Although the Abu Ghraib prisoner abuse (search) scandal happened on his watch, Sanchez's departure is not related in any way, said Larry Di Rita, chief spokesman for Defense Secretary Donald H. Rumsfeld. Any suggestions to the contrary, he said, are "just wrong." Sanchez has testified to Congress that he was not aware of the abuse until it was reported to him in January.

Brig. Gen. Mark Kimmitt, spokesman for the U.S. military in Baghdad, told reporters Tuesday that Sanchez's 5th Corps headquarters, of which he is the commander, left Iraq in February.

"We have always expected Gen.

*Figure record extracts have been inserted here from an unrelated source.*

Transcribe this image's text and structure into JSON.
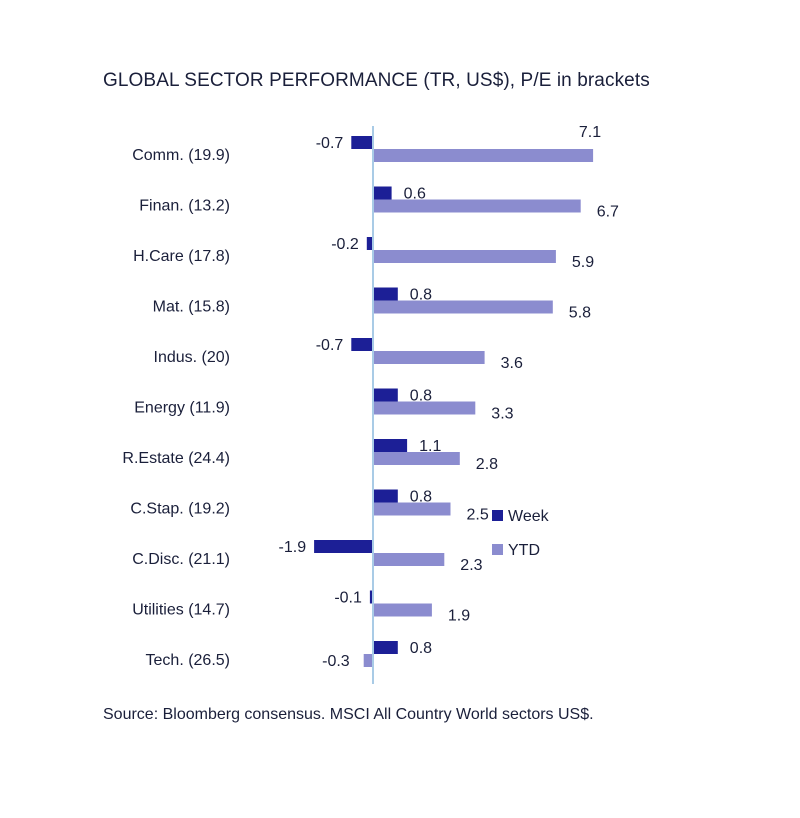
{
  "title": "GLOBAL SECTOR PERFORMANCE (TR, US$), P/E in brackets",
  "source": "Source: Bloomberg consensus. MSCI All Country World sectors US$.",
  "colors": {
    "week": "#1c1f96",
    "ytd": "#8b8ccf",
    "axis": "#a9cbe6"
  },
  "chart_data": {
    "type": "bar",
    "orientation": "horizontal",
    "categories": [
      "Comm. (19.9)",
      "Finan. (13.2)",
      "H.Care (17.8)",
      "Mat. (15.8)",
      "Indus. (20)",
      "Energy (11.9)",
      "R.Estate (24.4)",
      "C.Stap. (19.2)",
      "C.Disc. (21.1)",
      "Utilities (14.7)",
      "Tech. (26.5)"
    ],
    "series": [
      {
        "name": "Week",
        "values": [
          -0.7,
          0.6,
          -0.2,
          0.8,
          -0.7,
          0.8,
          1.1,
          0.8,
          -1.9,
          -0.1,
          0.8
        ]
      },
      {
        "name": "YTD",
        "values": [
          7.1,
          6.7,
          5.9,
          5.8,
          3.6,
          3.3,
          2.8,
          2.5,
          2.3,
          1.9,
          -0.3
        ]
      }
    ],
    "legend": [
      "Week",
      "YTD"
    ],
    "legend_position": "right",
    "grid": false,
    "xlim": [
      -2.0,
      7.5
    ]
  }
}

Sanchez to depart some time after the transfer of sovereignty," Kimmitt said. "My personal expectation was, like me, he would be departing in the July time period." He added that he had heard nothing official from the Army on the timing.

Casey would be an unusual choice for the top military post in Iraq, in part because he has served for less than a year in his present position as vice chief of staff, the No. 2 staff job in the Army.

In his 33-year Army career, Casey has never served in combat. During the final years of the Vietnam War he served with the 509th Infantry, based in Germany and later in Italy, and during the 1991 Gulf War he was in the Pentagon as special assistant to the Army chief of staff.

Prior to becoming the Army's vice chief of staff last October, Casey served as director of the Joint Staff.

Di Rita said no final decisions had been made on who will replace Sanchez and what job Sanchez might have next.

President Bush praised Sanchez during an appearance before reporters in the Oval Office. "Rick Sanchez has done a fabulous job," he said as he met with a group of Iraqis. "He's been there for a long time. His service has been exemplary."